Spira A. J. Travel Med. 1999; 6(3): 180-198.

Affiliation

The Travel Medicine Center, Beverly Hills, California 90211, USA.

Copyright

(Copyright © 1999, International Society of Travel Medicine, Publisher John Wiley and Sons)

DOI

unavailable

PMID

10467155

Abstract

Diving is a high-risk sport. There are approximately between 1 to 3 million recreational scuba divers in the USA (with over a quarter-million learning scuba annually); there are about 1 million in Europe and over 50,000 in the United Kingdom. In this population 3-9 deaths/100,000 occur annually in the US alone, and those surviving diving injuries far exceeds this.

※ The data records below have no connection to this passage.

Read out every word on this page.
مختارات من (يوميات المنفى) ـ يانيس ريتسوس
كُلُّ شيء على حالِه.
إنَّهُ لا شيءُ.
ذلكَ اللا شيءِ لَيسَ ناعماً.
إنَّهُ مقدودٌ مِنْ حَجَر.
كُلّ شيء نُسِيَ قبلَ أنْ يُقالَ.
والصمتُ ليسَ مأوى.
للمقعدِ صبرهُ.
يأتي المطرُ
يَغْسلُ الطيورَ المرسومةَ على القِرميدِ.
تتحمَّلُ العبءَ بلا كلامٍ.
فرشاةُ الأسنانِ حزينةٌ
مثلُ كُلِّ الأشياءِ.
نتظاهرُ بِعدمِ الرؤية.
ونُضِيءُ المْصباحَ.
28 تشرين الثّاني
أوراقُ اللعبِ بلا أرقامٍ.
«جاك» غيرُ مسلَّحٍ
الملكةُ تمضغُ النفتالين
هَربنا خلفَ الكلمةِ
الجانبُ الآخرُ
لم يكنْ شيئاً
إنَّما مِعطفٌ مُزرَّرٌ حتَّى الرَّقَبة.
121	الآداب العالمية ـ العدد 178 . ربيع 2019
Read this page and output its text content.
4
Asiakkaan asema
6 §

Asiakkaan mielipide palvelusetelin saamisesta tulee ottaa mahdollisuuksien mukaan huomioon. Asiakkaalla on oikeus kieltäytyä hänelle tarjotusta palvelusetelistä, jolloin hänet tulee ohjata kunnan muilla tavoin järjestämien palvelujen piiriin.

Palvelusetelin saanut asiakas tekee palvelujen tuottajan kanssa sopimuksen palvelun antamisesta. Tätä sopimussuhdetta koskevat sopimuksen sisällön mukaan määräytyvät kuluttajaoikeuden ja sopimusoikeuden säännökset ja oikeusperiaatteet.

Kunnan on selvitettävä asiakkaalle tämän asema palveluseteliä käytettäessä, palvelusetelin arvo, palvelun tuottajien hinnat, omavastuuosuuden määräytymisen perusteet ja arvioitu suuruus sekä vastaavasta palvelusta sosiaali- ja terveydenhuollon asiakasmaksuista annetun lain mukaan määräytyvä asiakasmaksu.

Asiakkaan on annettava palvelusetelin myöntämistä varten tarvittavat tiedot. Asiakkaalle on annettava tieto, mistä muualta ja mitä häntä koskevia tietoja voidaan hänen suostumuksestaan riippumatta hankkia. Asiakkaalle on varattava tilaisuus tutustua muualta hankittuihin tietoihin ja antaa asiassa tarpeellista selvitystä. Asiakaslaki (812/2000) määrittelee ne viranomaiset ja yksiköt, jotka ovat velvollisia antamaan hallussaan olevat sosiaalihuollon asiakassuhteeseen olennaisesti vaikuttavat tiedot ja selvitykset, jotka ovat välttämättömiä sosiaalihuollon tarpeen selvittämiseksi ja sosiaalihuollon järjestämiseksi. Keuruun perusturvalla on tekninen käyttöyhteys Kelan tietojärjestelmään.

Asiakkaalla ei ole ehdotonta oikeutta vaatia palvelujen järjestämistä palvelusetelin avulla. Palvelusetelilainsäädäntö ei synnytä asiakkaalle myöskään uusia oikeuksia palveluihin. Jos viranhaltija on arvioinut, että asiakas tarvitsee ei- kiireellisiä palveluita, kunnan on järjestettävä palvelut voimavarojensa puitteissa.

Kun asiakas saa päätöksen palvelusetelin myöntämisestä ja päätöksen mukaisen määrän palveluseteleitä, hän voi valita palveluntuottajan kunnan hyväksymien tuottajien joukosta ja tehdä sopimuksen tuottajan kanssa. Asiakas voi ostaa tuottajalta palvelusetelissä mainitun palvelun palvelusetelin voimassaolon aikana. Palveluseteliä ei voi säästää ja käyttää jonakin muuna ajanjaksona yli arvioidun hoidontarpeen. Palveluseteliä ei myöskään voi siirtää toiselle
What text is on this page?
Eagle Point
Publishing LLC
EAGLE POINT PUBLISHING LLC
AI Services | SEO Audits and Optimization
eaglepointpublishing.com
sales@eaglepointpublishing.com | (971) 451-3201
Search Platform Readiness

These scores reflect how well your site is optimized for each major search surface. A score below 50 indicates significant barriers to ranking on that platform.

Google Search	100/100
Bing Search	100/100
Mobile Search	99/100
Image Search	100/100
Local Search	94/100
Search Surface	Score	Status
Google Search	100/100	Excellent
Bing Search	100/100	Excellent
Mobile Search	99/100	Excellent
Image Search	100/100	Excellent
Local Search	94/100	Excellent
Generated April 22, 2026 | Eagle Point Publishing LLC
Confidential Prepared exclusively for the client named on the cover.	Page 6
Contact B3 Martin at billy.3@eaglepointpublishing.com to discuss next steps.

Diving morbidity can be from near-drowning, from gas bubbles, from barotrauma or from environmental hazards. In reality, the most common cause of death in divers is drowning (60%), followed by pulmonary-related illnesses. The mean number of annual diving fatalities in the USA from 1970 to 1993 was 103.5 (sd 24.0) and the median was 106. This article will focus primarily upon pressure effects on the health of a diver. There are two principle ways pressure can affect us: by direct mechanical effects and by changing the partial pressures of inspired gases. Dysbarism is a general term used to describe pathology from altered environmental pressure, and has two main forms: barotrauma from the uncontrolled expansion of gas within gas-filled body compartments and decompression sickness from too rapid a return to atmospheric pressure after breathing air under increased pressures. Greater than 90% of the human body is either water or bone, which is incompressible; the areas directly affected by pressure changes thus are those that are filled with air or gas. These sites include the middle ear, the eustachian tube, the sinuses, the thorax, and the gastrointestinal tract. Air in these cavities is compressed when the ambient pressure rises because the pressure of inhaled air must equilibrate with the ambient pressure.